Before we move on to the detail of the various missive wars currently raging, Scotland has national critics. Not regional critics, not provincial minions of the metropolitan press, but writers who cover theatre as critics of a nation — a nation with its own distinct cultural identity, its own subsidised institutions, its own relationship between art and public life. Critically, it’s lose-lose for the audience.
Every time embargo terms are accepted without question, every time preview access is treated as a privilege rather than a professional right, the logic that produced the Lyceum decision is quietly ratified.
Let’s be precise about what has happened here. A theatre that exists on public subsidy — funded to make theatre in Scotland, for Scotland — has allowed its commercial partner to dictate the terms of critical access in a way that treats Edinburgh as a try-out town and Scottish critics as small fry warm-ups. The logic is borrowed wholesale from the West End, where press access has long functioned as a form of hospitality management: extended to the compliant, withdrawn from the agitators.
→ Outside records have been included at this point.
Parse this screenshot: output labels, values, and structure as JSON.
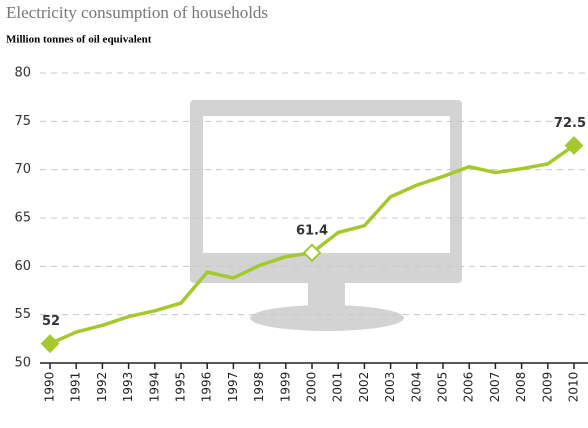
{
  "chart_data": {
    "type": "line",
    "title": "Electricity consumption of households",
    "subtitle": "Million tonnes of oil equivalent",
    "categories": [
      "1990",
      "1991",
      "1992",
      "1993",
      "1994",
      "1995",
      "1996",
      "1997",
      "1998",
      "1999",
      "2000",
      "2001",
      "2002",
      "2003",
      "2004",
      "2005",
      "2006",
      "2007",
      "2008",
      "2009",
      "2010"
    ],
    "series": [
      {
        "name": "Electricity consumption",
        "color": "#a5c82d",
        "values": [
          52,
          53.2,
          53.9,
          54.8,
          55.4,
          56.2,
          59.4,
          58.8,
          60.1,
          61.0,
          61.4,
          63.5,
          64.2,
          67.2,
          68.4,
          69.3,
          70.3,
          69.7,
          70.1,
          70.6,
          72.5
        ],
        "value_labels": [
          "52",
          null,
          null,
          null,
          null,
          null,
          null,
          null,
          null,
          null,
          "61.4",
          null,
          null,
          null,
          null,
          null,
          null,
          null,
          null,
          null,
          "72.5"
        ]
      }
    ],
    "ylim": [
      50,
      80
    ],
    "yticks": [
      50,
      55,
      60,
      65,
      70,
      75,
      80
    ],
    "grid": true
  }
}
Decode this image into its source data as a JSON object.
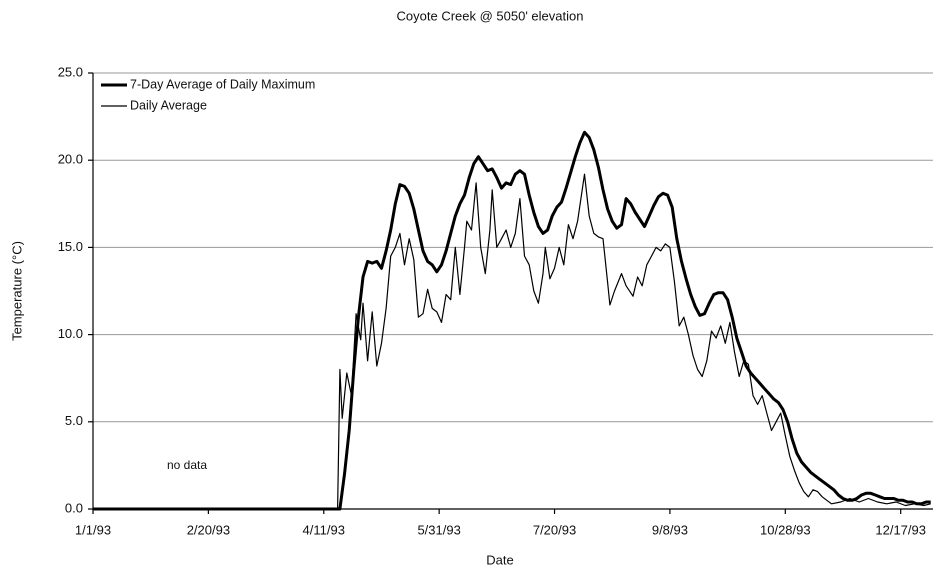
{
  "chart_data": {
    "type": "line",
    "title": "Coyote Creek @ 5050' elevation",
    "xlabel": "Date",
    "ylabel": "Temperature (°C)",
    "annotation": "no data",
    "xlim": [
      "1/1/93",
      "12/31/93"
    ],
    "xticks": [
      "1/1/93",
      "2/20/93",
      "4/11/93",
      "5/31/93",
      "7/20/93",
      "9/8/93",
      "10/28/93",
      "12/17/93"
    ],
    "ylim": [
      0,
      25
    ],
    "yticks": [
      {
        "value": 0,
        "label": "0.0"
      },
      {
        "value": 5,
        "label": "5.0"
      },
      {
        "value": 10,
        "label": "10.0"
      },
      {
        "value": 15,
        "label": "15.0"
      },
      {
        "value": 20,
        "label": "20.0"
      },
      {
        "value": 25,
        "label": "25.0"
      }
    ],
    "grid": true,
    "legend": "top-left",
    "series": [
      {
        "name": "7-Day Average of Daily Maximum",
        "color": "#000000",
        "width": 3,
        "x": [
          "1/1/93",
          "4/17/93",
          "4/18/93",
          "4/20/93",
          "4/22/93",
          "4/24/93",
          "4/26/93",
          "4/28/93",
          "4/30/93",
          "5/2/93",
          "5/4/93",
          "5/6/93",
          "5/8/93",
          "5/10/93",
          "5/12/93",
          "5/14/93",
          "5/16/93",
          "5/18/93",
          "5/20/93",
          "5/22/93",
          "5/24/93",
          "5/26/93",
          "5/28/93",
          "5/30/93",
          "6/1/93",
          "6/3/93",
          "6/5/93",
          "6/7/93",
          "6/9/93",
          "6/11/93",
          "6/13/93",
          "6/15/93",
          "6/17/93",
          "6/19/93",
          "6/21/93",
          "6/23/93",
          "6/25/93",
          "6/27/93",
          "6/29/93",
          "7/1/93",
          "7/3/93",
          "7/5/93",
          "7/7/93",
          "7/9/93",
          "7/11/93",
          "7/13/93",
          "7/15/93",
          "7/17/93",
          "7/19/93",
          "7/21/93",
          "7/23/93",
          "7/25/93",
          "7/27/93",
          "7/29/93",
          "7/31/93",
          "8/2/93",
          "8/4/93",
          "8/6/93",
          "8/8/93",
          "8/10/93",
          "8/12/93",
          "8/14/93",
          "8/16/93",
          "8/18/93",
          "8/20/93",
          "8/22/93",
          "8/24/93",
          "8/26/93",
          "8/28/93",
          "8/30/93",
          "9/1/93",
          "9/3/93",
          "9/5/93",
          "9/7/93",
          "9/9/93",
          "9/11/93",
          "9/13/93",
          "9/15/93",
          "9/17/93",
          "9/19/93",
          "9/21/93",
          "9/23/93",
          "9/25/93",
          "9/27/93",
          "9/29/93",
          "10/1/93",
          "10/3/93",
          "10/5/93",
          "10/7/93",
          "10/9/93",
          "10/11/93",
          "10/13/93",
          "10/15/93",
          "10/17/93",
          "10/19/93",
          "10/21/93",
          "10/23/93",
          "10/25/93",
          "10/27/93",
          "10/29/93",
          "10/31/93",
          "11/2/93",
          "11/4/93",
          "11/6/93",
          "11/8/93",
          "11/10/93",
          "11/12/93",
          "11/14/93",
          "11/16/93",
          "11/18/93",
          "11/20/93",
          "11/22/93",
          "11/24/93",
          "11/26/93",
          "11/28/93",
          "11/30/93",
          "12/2/93",
          "12/4/93",
          "12/6/93",
          "12/8/93",
          "12/10/93",
          "12/12/93",
          "12/14/93",
          "12/16/93",
          "12/18/93",
          "12/20/93",
          "12/22/93",
          "12/24/93",
          "12/26/93",
          "12/28/93",
          "12/30/93"
        ],
        "values": [
          0,
          0,
          0,
          2,
          4.5,
          8,
          11,
          13.3,
          14.2,
          14.1,
          14.2,
          13.8,
          14.8,
          16,
          17.5,
          18.6,
          18.5,
          18.1,
          17.2,
          16,
          14.8,
          14.2,
          14,
          13.6,
          14,
          14.8,
          15.8,
          16.8,
          17.5,
          18,
          19,
          19.8,
          20.2,
          19.8,
          19.4,
          19.5,
          19,
          18.4,
          18.7,
          18.6,
          19.2,
          19.4,
          19.2,
          18,
          17,
          16.2,
          15.8,
          16,
          16.8,
          17.3,
          17.6,
          18.4,
          19.3,
          20.2,
          21,
          21.6,
          21.3,
          20.6,
          19.6,
          18.3,
          17.2,
          16.5,
          16.1,
          16.3,
          17.8,
          17.5,
          17,
          16.6,
          16.2,
          16.8,
          17.4,
          17.9,
          18.1,
          18,
          17.3,
          15.5,
          14.2,
          13.2,
          12.3,
          11.6,
          11.1,
          11.2,
          11.8,
          12.3,
          12.4,
          12.4,
          12,
          11,
          9.8,
          9,
          8.2,
          7.8,
          7.5,
          7.2,
          6.9,
          6.6,
          6.3,
          6.1,
          5.7,
          5,
          4,
          3.2,
          2.7,
          2.4,
          2.1,
          1.9,
          1.7,
          1.5,
          1.3,
          1.1,
          0.8,
          0.6,
          0.5,
          0.5,
          0.6,
          0.8,
          0.9,
          0.9,
          0.8,
          0.7,
          0.6,
          0.6,
          0.6,
          0.5,
          0.5,
          0.4,
          0.4,
          0.3,
          0.3,
          0.4,
          0.4
        ]
      },
      {
        "name": "Daily Average",
        "color": "#000000",
        "width": 1.2,
        "x": [
          "1/1/93",
          "4/17/93",
          "4/18/93",
          "4/19/93",
          "4/21/93",
          "4/23/93",
          "4/25/93",
          "4/27/93",
          "4/28/93",
          "4/30/93",
          "5/2/93",
          "5/4/93",
          "5/6/93",
          "5/8/93",
          "5/10/93",
          "5/12/93",
          "5/14/93",
          "5/16/93",
          "5/18/93",
          "5/20/93",
          "5/22/93",
          "5/24/93",
          "5/26/93",
          "5/28/93",
          "5/30/93",
          "6/1/93",
          "6/3/93",
          "6/5/93",
          "6/7/93",
          "6/9/93",
          "6/11/93",
          "6/12/93",
          "6/14/93",
          "6/16/93",
          "6/18/93",
          "6/20/93",
          "6/22/93",
          "6/23/93",
          "6/25/93",
          "6/27/93",
          "6/29/93",
          "7/1/93",
          "7/3/93",
          "7/5/93",
          "7/7/93",
          "7/9/93",
          "7/11/93",
          "7/13/93",
          "7/15/93",
          "7/16/93",
          "7/18/93",
          "7/20/93",
          "7/22/93",
          "7/24/93",
          "7/26/93",
          "7/28/93",
          "7/30/93",
          "8/2/93",
          "8/4/93",
          "8/6/93",
          "8/8/93",
          "8/10/93",
          "8/12/93",
          "8/13/93",
          "8/15/93",
          "8/18/93",
          "8/20/93",
          "8/23/93",
          "8/25/93",
          "8/27/93",
          "8/29/93",
          "8/31/93",
          "9/2/93",
          "9/4/93",
          "9/6/93",
          "9/8/93",
          "9/10/93",
          "9/12/93",
          "9/14/93",
          "9/16/93",
          "9/18/93",
          "9/20/93",
          "9/22/93",
          "9/24/93",
          "9/26/93",
          "9/28/93",
          "9/30/93",
          "10/2/93",
          "10/4/93",
          "10/6/93",
          "10/8/93",
          "10/10/93",
          "10/12/93",
          "10/14/93",
          "10/16/93",
          "10/18/93",
          "10/20/93",
          "10/22/93",
          "10/24/93",
          "10/26/93",
          "10/28/93",
          "10/30/93",
          "11/1/93",
          "11/3/93",
          "11/5/93",
          "11/7/93",
          "11/9/93",
          "11/11/93",
          "11/13/93",
          "11/15/93",
          "11/17/93",
          "11/21/93",
          "11/25/93",
          "11/29/93",
          "12/3/93",
          "12/7/93",
          "12/11/93",
          "12/15/93",
          "12/19/93",
          "12/23/93",
          "12/27/93",
          "12/30/93"
        ],
        "values": [
          0,
          0,
          8,
          5.2,
          7.8,
          6.5,
          11.2,
          9.7,
          11.8,
          8.5,
          11.3,
          8.2,
          9.5,
          11.5,
          14.5,
          15,
          15.8,
          14,
          15.5,
          14.3,
          11,
          11.2,
          12.6,
          11.5,
          11.3,
          10.7,
          12.3,
          12,
          15,
          12.3,
          15,
          16.5,
          16,
          18.7,
          15,
          13.5,
          16,
          18.3,
          15,
          15.5,
          16,
          15,
          15.8,
          17.8,
          14.5,
          14,
          12.5,
          11.8,
          13.5,
          15,
          13.2,
          13.8,
          15,
          14,
          16.3,
          15.5,
          16.5,
          19.2,
          16.8,
          15.8,
          15.6,
          15.5,
          13,
          11.7,
          12.5,
          13.5,
          12.8,
          12.2,
          13.3,
          12.8,
          14,
          14.5,
          15,
          14.8,
          15.2,
          15,
          13,
          10.5,
          11,
          10,
          8.8,
          8,
          7.6,
          8.5,
          10.2,
          9.8,
          10.5,
          9.5,
          10.7,
          9,
          7.6,
          8.5,
          8.3,
          6.5,
          6,
          6.5,
          5.5,
          4.5,
          5,
          5.5,
          4.2,
          3,
          2.2,
          1.5,
          1,
          0.7,
          1.1,
          1,
          0.7,
          0.5,
          0.3,
          0.4,
          0.6,
          0.4,
          0.6,
          0.4,
          0.3,
          0.4,
          0.2,
          0.3,
          0.2,
          0.3
        ]
      }
    ]
  }
}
Still, on with the show, and a now-overdue recap of the disagreements in question. Melting Pot’s fist-gnawingly bonkers explanation to the Guardian — that they are “building a new piece of event theatre” and that “it takes time” — deserves particular attention for its audacity. It takes time. To allow critics to do their jobs. At a publicly subsidised opening night. One begins to understand why pessimism has such a comfortable home in this industry.
And I speak from experience when I say the West End perfected this logic years ago. What is new — and worth naming clearly — is its migration into the subsidised sector, which was supposed to be different. The justification for public money in theatre has always rested partly on theatre’s accountability to its audience, of which critical scrutiny is an instrument.